Um soco elegante no estômago da indiferença, que transforma o cinema em espaço de debate ético e político, sem jamais perder a ternura ou a fé na humanidade.
As filmagens

A produção do filme foi realizada de forma clandestina, com equipe reduzida e sem autorização das autoridades iranianas, em um contexto de perseguição política que já havia condenado Panahi a anos de prisão e proibição de exercer qualquer atividade artística.
As atrizes aparecem sem o hijab, em sintonia com o movimento “Mulher, Vida, Liberdade” que transformou a sociedade iraniana após a morte de Mahsa Amini, tornando o filme não apenas um ato de resistência, mas também um retrato fiel da nova realidade do país.
O elenco, formado majoritariamente por atores não profissionais, entrega performances de rara autenticidade, destacando-se Vahid Mobasseri como Vanid, Mariam Afshari como Shiva, Ebrahim Azizi como Eghbal, Hadis Pakbaten como Golrokh e Majid Panahi como Ali.
A direção de fotografia de Amin Jafari e a montagem de Amir Etminan contribuem para a atmosfera de apreensão e instabilidade, reforçando a sensação de risco constante que permeia toda a narrativa.
Com duração de 1h43min, falado em persa e azeri, e coproduzido por Irã, França e Luxemburgo, “Foi Apenas um Acidente” foi distribuído internacionalmente pela Neon, Mubi e Memento Distribution, estreando em Cannes em maio de 2025 e chegando aos cinemas brasileiros em dezembro do mesmo ano.
O filme acumulou prêmios em festivais como Sydney, Gotham Awards, National Board of Review e New York Film Critics Circle, além de ser indicado ao Oscar de Melhor Filme Internacional pela França, tornando-se um dos grandes concorrentes do brasileiro “O Agente Secreto” na temporada de premiações.
O diretor
Nascido em 11 de julho de 1960, Jafar Panahi é figura central do cinema iraniano contemporâneo, associado à nova onda pós-revolução e conhecido por obras como “O Balão Branco” e “Fora do Jogo”.

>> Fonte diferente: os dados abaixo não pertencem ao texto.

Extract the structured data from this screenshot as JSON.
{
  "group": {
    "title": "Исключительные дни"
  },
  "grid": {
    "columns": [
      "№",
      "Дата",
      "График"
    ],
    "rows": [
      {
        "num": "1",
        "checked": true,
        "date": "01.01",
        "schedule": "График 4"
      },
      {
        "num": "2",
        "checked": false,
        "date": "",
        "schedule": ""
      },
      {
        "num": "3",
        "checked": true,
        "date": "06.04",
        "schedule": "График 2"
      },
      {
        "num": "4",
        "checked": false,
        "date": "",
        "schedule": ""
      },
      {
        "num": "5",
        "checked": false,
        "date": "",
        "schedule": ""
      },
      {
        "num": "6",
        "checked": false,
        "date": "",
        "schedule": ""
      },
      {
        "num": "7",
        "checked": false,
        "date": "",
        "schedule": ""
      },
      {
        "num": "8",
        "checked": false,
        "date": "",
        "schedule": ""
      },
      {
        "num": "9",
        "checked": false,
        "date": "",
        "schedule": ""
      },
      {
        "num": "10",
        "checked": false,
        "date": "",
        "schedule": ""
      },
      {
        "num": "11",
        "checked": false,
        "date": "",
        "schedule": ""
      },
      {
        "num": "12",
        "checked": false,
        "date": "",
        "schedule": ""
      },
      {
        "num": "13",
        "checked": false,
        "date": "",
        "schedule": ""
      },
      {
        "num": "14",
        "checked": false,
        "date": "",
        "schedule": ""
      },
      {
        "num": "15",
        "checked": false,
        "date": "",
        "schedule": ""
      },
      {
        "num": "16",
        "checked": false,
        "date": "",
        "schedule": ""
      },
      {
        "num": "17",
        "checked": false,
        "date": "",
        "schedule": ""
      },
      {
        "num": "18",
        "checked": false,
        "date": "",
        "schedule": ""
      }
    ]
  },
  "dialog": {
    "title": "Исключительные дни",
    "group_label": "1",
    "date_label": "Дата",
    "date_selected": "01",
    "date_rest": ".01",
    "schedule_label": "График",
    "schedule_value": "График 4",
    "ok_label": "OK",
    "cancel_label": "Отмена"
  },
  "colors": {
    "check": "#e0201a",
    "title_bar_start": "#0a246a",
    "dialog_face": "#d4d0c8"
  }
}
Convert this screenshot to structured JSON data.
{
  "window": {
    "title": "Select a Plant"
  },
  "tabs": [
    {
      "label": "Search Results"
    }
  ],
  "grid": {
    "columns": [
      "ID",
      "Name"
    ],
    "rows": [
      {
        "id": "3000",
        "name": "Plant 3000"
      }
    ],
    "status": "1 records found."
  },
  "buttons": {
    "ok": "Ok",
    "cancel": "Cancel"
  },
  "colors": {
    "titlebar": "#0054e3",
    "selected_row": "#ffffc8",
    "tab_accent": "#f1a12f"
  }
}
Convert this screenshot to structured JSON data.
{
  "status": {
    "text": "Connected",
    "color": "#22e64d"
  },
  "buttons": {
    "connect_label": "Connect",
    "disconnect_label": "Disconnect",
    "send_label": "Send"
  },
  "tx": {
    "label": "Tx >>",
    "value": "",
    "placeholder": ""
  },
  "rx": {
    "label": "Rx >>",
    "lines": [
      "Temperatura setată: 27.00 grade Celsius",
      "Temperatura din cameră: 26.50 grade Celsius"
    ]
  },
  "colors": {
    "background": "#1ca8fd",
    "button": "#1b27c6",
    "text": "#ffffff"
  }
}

Sua carreira foi marcada por censura, prisões e restrições de trabalho que moldaram tanto sua prática estética quanto sua posição pública. Em 2025, após a vitória em Cannes, Panahi foi alvo de novas medidas legais em seu país, incluindo uma sentença e restrições comunicadas por autoridades iranianas, fato que intensificou o debate sobre liberdade artística e perseguição política.